Netlify pages unreachable for 1 or 2 hours

Good morning everyone,

Our pages occasionally become unreachable for 1 or 2 hours in a random manner (example page https://sundaritalia.netlify.app/). Specifically, this page went down on the following days:

Time (Europe/Rome)

Down - 2023-12-05 04:16:28 | UP - 2023-12-05 05:11:35
Down - 2023-11-27 05:37:48 | UP - 2023-11-27 07:55:54

We were wondering if this was due to some update on Netlify’s side and if the problem would reoccur even with a Pro plan.

Thank you.

Hi, @bfine-agency. I researched this and I do see the site returning only 502 responses during the two time windows above.

The site is using a serverless function for server-side rendering (SSR). Function invocations have a default timeout of ten seconds. If the SSR function takes longer than 10 seconds before it starts sending a response, the function will be stopped and a 502 status response is returned to the client.

This is what happened for this site during both time windows shared. To understand why the function was timing out, this might be listed in the function logs found here:

However, the function logs for are only kept for 24 hours on the current plan. This means there are no longer any logs for this function for either downtime time window. For the Pro plan, the function logs are kept for seven days. A full seven days of logs would allow for further research of the 2023-12-05 event.

Also, the logs will only show the reason for the timeout if there is some sort of verbose logging being done by the function code itself. This function does not appear to do any logging so it is possible that, even if the function logs were available, they may not reveal any useful information about why the SSR function was timing out.

If they logs do not show an explanation for the timeout, our recommendation is to add console.log() and console.time() function calls to the code in question to reveal more information about where the function is spending it’s time.

There is also a Sentry integration that can be used for third-party monitoring of function performance:

About whether upgrading to Pro could have prevent this, it would not have changed the behavior of the site or prevented the 502s. However, on a Pro plan we would at least have the function logs for the 2023-12-05 event (but, again, even then those logs may not have revealed the root cause).

In most cases, the reason that the SSR function will start timing out temporarily is because some third-party resources the function calls (like an API endpoint or third-party website) becomes unavailable or slow. This in turn then causes the function to run so slowly that it then times out. If that turns out to be the cause, it means that the issue is with the third-party API or website. The next step would be to contact that hosting provider’s technical support to get that issues resolved. Again, that is all hypothetical as I don’t have enough information to know if that is what happened here.

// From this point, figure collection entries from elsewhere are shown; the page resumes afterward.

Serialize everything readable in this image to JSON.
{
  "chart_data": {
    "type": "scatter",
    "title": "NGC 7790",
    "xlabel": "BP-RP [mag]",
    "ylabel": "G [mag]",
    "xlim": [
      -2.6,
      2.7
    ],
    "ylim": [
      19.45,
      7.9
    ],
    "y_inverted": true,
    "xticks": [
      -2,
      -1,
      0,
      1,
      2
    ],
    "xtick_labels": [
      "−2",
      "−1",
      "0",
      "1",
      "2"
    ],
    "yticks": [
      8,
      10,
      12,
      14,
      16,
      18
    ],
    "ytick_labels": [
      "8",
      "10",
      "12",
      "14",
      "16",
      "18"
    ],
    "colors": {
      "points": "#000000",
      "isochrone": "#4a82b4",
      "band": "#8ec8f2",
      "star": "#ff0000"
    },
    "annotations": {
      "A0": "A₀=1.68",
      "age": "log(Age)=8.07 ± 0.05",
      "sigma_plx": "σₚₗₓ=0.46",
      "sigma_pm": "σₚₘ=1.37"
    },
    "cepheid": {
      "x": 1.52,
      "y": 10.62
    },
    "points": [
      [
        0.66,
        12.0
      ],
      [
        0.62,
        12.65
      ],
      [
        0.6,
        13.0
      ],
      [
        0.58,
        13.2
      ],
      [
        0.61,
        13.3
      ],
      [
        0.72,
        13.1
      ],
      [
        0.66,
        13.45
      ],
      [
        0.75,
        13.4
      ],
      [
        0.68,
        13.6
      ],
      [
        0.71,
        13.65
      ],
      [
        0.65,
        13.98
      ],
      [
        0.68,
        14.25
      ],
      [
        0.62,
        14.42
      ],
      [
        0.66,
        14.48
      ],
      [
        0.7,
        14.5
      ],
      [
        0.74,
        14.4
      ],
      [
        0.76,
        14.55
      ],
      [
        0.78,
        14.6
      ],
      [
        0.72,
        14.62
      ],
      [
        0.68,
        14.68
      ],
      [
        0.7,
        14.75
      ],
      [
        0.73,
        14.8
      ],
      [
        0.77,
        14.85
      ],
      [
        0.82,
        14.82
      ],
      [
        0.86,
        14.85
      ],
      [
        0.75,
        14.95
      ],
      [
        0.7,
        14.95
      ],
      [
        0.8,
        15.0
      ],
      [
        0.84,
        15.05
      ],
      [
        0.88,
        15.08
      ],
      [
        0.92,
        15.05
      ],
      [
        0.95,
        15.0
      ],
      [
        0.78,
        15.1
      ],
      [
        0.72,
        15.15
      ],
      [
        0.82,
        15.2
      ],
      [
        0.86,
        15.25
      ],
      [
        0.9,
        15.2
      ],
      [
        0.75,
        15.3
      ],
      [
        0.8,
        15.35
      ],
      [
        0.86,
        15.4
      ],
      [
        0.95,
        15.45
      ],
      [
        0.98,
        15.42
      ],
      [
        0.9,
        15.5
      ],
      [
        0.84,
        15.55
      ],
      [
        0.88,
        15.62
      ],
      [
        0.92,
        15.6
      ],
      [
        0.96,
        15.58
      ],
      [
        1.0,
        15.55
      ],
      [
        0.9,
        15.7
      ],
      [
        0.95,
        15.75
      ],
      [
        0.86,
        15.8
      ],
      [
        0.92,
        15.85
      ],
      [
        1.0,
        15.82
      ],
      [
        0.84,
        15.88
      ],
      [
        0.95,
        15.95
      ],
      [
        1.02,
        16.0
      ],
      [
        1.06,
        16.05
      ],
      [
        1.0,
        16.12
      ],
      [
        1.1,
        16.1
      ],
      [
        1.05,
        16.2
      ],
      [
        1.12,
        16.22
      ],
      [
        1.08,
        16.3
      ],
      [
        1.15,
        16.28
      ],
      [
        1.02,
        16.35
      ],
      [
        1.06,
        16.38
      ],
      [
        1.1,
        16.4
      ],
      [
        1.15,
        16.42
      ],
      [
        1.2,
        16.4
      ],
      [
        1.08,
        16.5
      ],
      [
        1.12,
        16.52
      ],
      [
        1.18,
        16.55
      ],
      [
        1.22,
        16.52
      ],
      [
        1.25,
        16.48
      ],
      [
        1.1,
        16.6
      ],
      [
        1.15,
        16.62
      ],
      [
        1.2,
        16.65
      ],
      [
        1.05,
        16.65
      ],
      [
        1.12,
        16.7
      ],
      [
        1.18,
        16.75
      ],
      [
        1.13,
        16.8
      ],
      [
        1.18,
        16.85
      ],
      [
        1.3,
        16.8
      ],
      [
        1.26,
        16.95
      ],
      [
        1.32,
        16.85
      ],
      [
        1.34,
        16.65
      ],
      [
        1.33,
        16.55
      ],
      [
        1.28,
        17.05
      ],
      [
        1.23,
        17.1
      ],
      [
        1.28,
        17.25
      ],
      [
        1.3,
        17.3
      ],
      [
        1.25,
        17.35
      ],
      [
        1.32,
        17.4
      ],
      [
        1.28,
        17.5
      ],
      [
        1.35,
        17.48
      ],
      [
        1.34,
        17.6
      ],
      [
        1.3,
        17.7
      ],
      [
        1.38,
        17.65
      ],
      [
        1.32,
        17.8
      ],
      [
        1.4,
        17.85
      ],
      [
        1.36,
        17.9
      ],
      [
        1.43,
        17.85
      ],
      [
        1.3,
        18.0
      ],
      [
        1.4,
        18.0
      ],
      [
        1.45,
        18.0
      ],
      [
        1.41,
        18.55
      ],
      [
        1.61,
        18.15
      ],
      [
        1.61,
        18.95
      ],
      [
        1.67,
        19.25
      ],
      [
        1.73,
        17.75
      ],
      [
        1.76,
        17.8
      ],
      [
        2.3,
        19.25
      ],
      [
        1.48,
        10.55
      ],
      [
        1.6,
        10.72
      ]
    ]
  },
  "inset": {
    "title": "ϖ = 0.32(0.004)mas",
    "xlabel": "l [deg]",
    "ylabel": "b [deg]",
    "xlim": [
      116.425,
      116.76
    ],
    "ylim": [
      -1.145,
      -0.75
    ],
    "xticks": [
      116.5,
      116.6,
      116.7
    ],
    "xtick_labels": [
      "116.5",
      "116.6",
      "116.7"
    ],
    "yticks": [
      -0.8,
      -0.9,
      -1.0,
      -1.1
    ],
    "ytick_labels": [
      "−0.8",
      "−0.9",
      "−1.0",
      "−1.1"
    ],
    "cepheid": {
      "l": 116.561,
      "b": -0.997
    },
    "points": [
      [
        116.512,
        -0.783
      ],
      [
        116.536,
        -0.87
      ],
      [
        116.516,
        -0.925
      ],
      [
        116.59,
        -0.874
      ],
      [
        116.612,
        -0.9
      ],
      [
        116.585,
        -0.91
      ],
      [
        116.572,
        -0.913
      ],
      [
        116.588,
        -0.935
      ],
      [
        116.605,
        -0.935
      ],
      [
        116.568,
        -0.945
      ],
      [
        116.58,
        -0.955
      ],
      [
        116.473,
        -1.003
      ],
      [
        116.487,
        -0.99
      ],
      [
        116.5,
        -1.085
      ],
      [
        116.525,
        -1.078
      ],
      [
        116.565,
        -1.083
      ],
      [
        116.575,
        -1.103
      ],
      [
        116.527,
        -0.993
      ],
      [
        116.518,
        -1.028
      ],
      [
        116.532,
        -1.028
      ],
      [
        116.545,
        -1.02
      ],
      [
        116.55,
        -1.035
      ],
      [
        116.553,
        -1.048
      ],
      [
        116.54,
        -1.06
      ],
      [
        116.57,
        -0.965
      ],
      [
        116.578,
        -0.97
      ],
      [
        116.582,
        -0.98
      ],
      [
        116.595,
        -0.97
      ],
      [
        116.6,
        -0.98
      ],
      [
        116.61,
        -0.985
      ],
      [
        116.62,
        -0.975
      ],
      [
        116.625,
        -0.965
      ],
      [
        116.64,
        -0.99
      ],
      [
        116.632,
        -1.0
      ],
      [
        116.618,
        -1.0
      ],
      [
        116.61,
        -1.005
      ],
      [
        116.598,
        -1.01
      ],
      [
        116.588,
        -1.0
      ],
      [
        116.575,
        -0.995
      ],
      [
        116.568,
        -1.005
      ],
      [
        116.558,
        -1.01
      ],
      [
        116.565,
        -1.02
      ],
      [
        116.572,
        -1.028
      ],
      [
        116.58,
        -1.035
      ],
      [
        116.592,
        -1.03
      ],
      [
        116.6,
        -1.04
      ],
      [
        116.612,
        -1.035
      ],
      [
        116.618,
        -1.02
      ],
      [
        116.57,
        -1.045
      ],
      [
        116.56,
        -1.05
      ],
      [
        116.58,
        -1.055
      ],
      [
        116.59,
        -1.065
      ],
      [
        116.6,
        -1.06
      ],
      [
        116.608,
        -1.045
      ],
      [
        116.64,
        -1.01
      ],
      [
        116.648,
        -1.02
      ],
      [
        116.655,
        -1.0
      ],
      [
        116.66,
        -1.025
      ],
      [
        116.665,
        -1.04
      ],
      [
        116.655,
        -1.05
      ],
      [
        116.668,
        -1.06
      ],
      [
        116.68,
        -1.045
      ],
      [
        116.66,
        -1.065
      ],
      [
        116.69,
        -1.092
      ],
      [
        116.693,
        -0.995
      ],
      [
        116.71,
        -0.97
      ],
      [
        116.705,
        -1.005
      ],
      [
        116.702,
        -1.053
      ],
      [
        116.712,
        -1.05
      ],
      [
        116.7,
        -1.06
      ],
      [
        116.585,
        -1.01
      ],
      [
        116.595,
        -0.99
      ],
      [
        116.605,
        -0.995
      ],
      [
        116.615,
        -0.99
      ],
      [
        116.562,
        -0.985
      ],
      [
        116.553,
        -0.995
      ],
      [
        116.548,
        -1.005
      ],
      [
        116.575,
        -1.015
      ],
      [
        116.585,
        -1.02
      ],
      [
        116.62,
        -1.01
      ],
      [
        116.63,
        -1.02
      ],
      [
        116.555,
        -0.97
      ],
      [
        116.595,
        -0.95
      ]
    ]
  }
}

To summarize, I do see the site’s function did timeout and return 502s during both time windows. However, to understand why, detailed logging from the function is required and no such logs exist for this function because it both does not log verbosely and because the logs for both time windows have expired.

If there are any questions about all this, please reply here anytime.

Hi Luke,

I appreciate your time and response. We’ll wait for the issue to recur so we can analyze the logs as you suggested.

In the meantime, thank you and I wish you all the best.

1 Like